The Grand Cafe, a longtime restaurant in south Minneapolis' Kingfield neighborhood, has ended its second chapter.

Established in 2006 at the corner of 38th and Grand by Dan and Mary Hunter, the Grand Cafe was reborn in 2017 under the tutelage of chef Jamie Malone. Malone and her team quickly won national praise for the kitchen's whimsical approach to Parisian classics — including a Paris-Brest pastry filled with chicken liver mousse that landed on the cover of Food and Wine magazine when the Grand Cafe was named a 2018 Restaurant of the Year.

Malone's version of the Grand Cafe served its last dinner Nov. 14. A statement released by the building owners noted that "the changing landscape for fine dining in the Twin Cities followed by the pandemic" has proved a challenging situation for many local restaurants.
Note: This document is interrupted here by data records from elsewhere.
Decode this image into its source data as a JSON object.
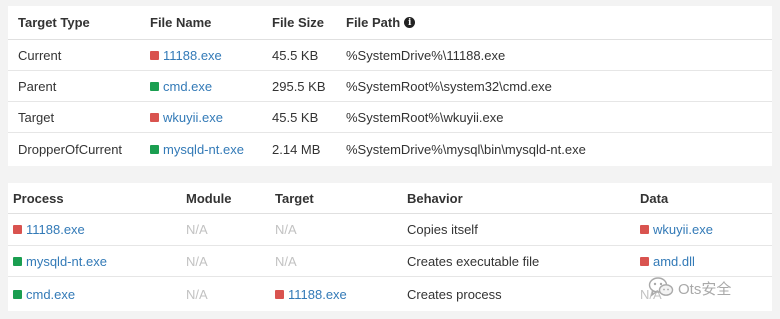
{
  "files_table": {
    "headers": [
      "Target Type",
      "File Name",
      "File Size",
      "File Path"
    ],
    "rows": [
      {
        "target_type": "Current",
        "file_name": "11188.exe",
        "color": "red",
        "file_size": "45.5 KB",
        "file_path": "%SystemDrive%\\11188.exe"
      },
      {
        "target_type": "Parent",
        "file_name": "cmd.exe",
        "color": "green",
        "file_size": "295.5 KB",
        "file_path": "%SystemRoot%\\system32\\cmd.exe"
      },
      {
        "target_type": "Target",
        "file_name": "wkuyii.exe",
        "color": "red",
        "file_size": "45.5 KB",
        "file_path": "%SystemRoot%\\wkuyii.exe"
      },
      {
        "target_type": "DropperOfCurrent",
        "file_name": "mysqld-nt.exe",
        "color": "green",
        "file_size": "2.14 MB",
        "file_path": "%SystemDrive%\\mysql\\bin\\mysqld-nt.exe"
      }
    ]
  },
  "behavior_table": {
    "headers": [
      "Process",
      "Module",
      "Target",
      "Behavior",
      "Data"
    ],
    "rows": [
      {
        "process": "11188.exe",
        "process_color": "red",
        "module": "N/A",
        "target": "N/A",
        "target_color": "",
        "behavior": "Copies itself",
        "data": "wkuyii.exe",
        "data_color": "red"
      },
      {
        "process": "mysqld-nt.exe",
        "process_color": "green",
        "module": "N/A",
        "target": "N/A",
        "target_color": "",
        "behavior": "Creates executable file",
        "data": "amd.dll",
        "data_color": "red"
      },
      {
        "process": "cmd.exe",
        "process_color": "green",
        "module": "N/A",
        "target": "11188.exe",
        "target_color": "red",
        "behavior": "Creates process",
        "data": "N/A",
        "data_color": ""
      }
    ]
  },
  "icons": {
    "info": "info-circle-icon",
    "watermark": "wechat-icon"
  },
  "colors": {
    "red": "#d9534f",
    "green": "#1a9e50",
    "link": "#337ab7",
    "muted": "#c2c2c2"
  },
  "watermark": {
    "text": "Ots安全"
  }
}
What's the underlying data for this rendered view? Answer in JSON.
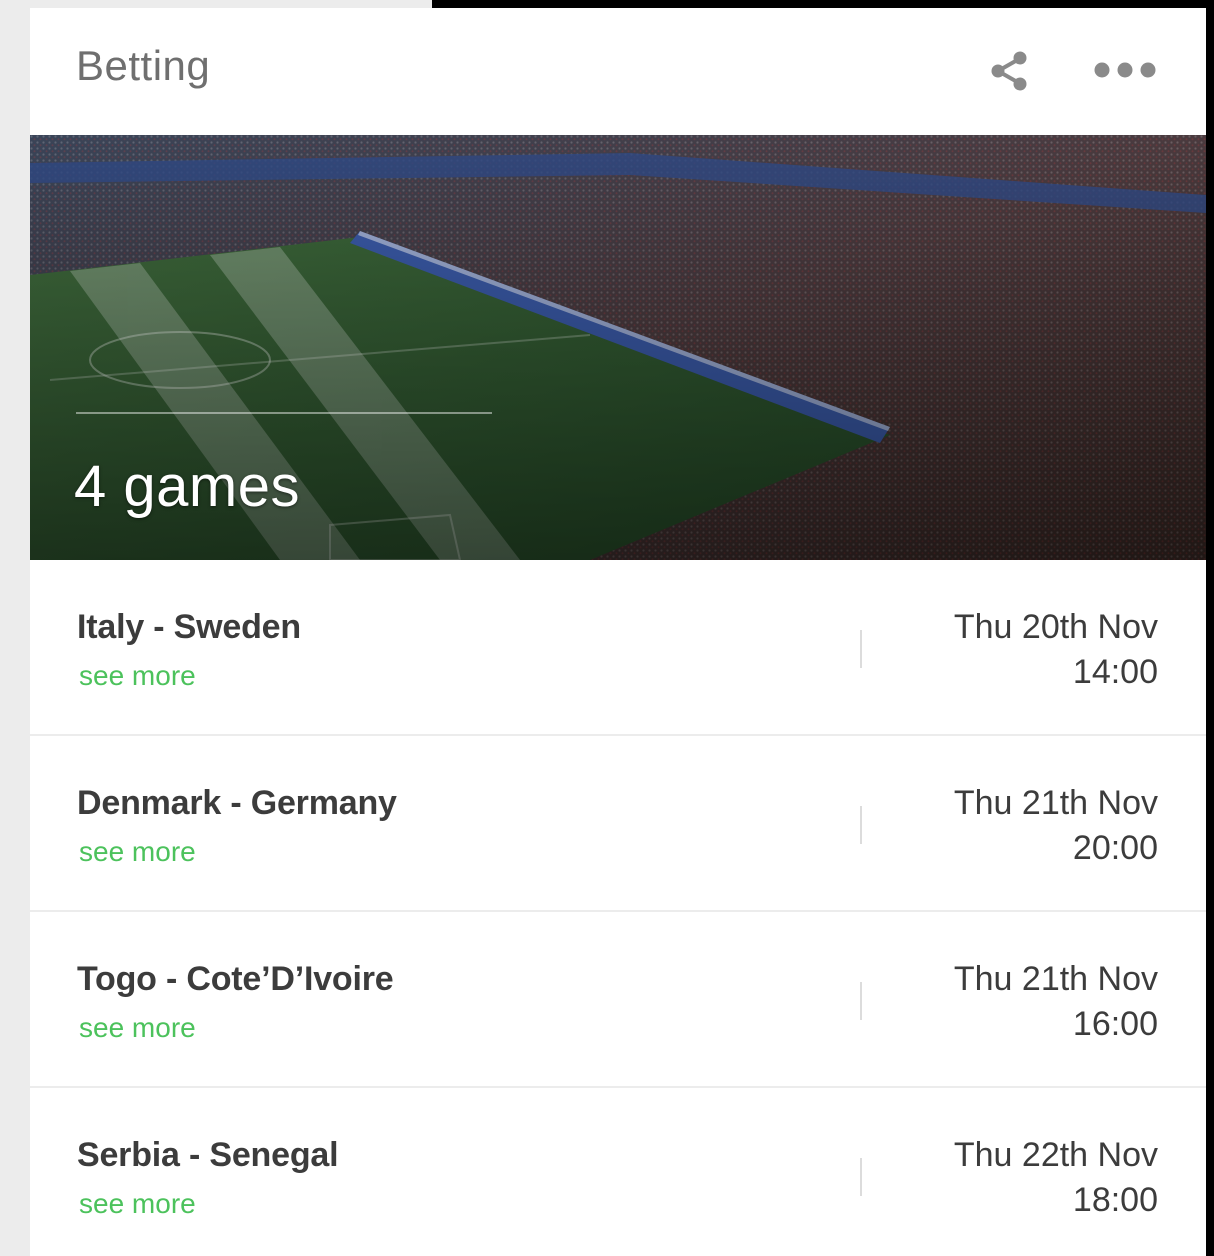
{
  "header": {
    "title": "Betting",
    "share_icon": "share-icon",
    "more_icon": "more-horizontal-icon"
  },
  "hero": {
    "game_count_label": "4 games",
    "image": "stadium-photo"
  },
  "games": [
    {
      "match": "Italy - Sweden",
      "link": "see more",
      "date": "Thu 20th Nov",
      "time": "14:00"
    },
    {
      "match": "Denmark - Germany",
      "link": "see more",
      "date": "Thu 21th Nov",
      "time": "20:00"
    },
    {
      "match": "Togo - Cote’D’Ivoire",
      "link": "see more",
      "date": "Thu 21th Nov",
      "time": "16:00"
    },
    {
      "match": "Serbia - Senegal",
      "link": "see more",
      "date": "Thu 22th Nov",
      "time": "18:00"
    }
  ],
  "colors": {
    "accent_green": "#4cc25c",
    "title_gray": "#6f6f6f",
    "text_dark": "#3c3c3c"
  }
}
Malone told the Star Tribune that the pandemic "created opportunities to rethink and reimagine restaurants, take stock of what works and what doesn't. There are so many things that have been status quo in the past, that just didn't serve the business or its employees well. Now is our chance to do that and create a better world for restaurant workers."

Throughout the pandemic, the Grand Cafe had been selling large and luxurious meal kits.

The restaurant had only recently reopened for limited-seated dinners and ticketed events.

Malone says the meal kits will continue to be offered from her downtown Minneapolis restaurant, Eastside.

"We will, as we have been for the last eight months, be operating as Grand Café at Home, creating our meal kits and other take-home experiences," she said. "We use our second restaurant Eastside as a ghost kitchen, because it is a large space and allows us to cook and package in a safe and spread-out manner."

The Hunters, the building's owners, are looking for a new tenant or buyer for the 5,700-square-foot space, built in 1926, at 3804 Grand Av. Before the Hunters first opened the Grand Cafe, the address was home to several food businesses, including the Grand Bakery and the Bakery on Grand. The Hunters served classic French country fare for 10 years before leasing the space to Malone for the Grand Cafe's new iteration.

"We've been happy to be stewards of this special building in such a great neighborhood, and we know that on the other side of this challenging time, there will be yet a new place where people will gather once again," said Mary Hunter. "Like many older buildings, this one has both a history and an ongoing story. Those don't end now; we just don't yet know what the next iteration will be — this place has such a simple beauty and old-world charm; it's such a great canvas to work with."

Both Malone and her version of the Grand Cafe were nominated for James Beard Awards. Food & Wine said Malone created "the Francophile fever dream she knew her hometown deserved."

The Star Tribune gave the restaurant 3½ stars. "One of the traits that makes Malone's confident work so compelling is her obvious curiosity for quirky — and superior — ingredients, a passion that reaps untold benefits at the table," the Star Tribune's Rick Nelson wrote.

"Malone is cooking like no one else in the Twin Cities."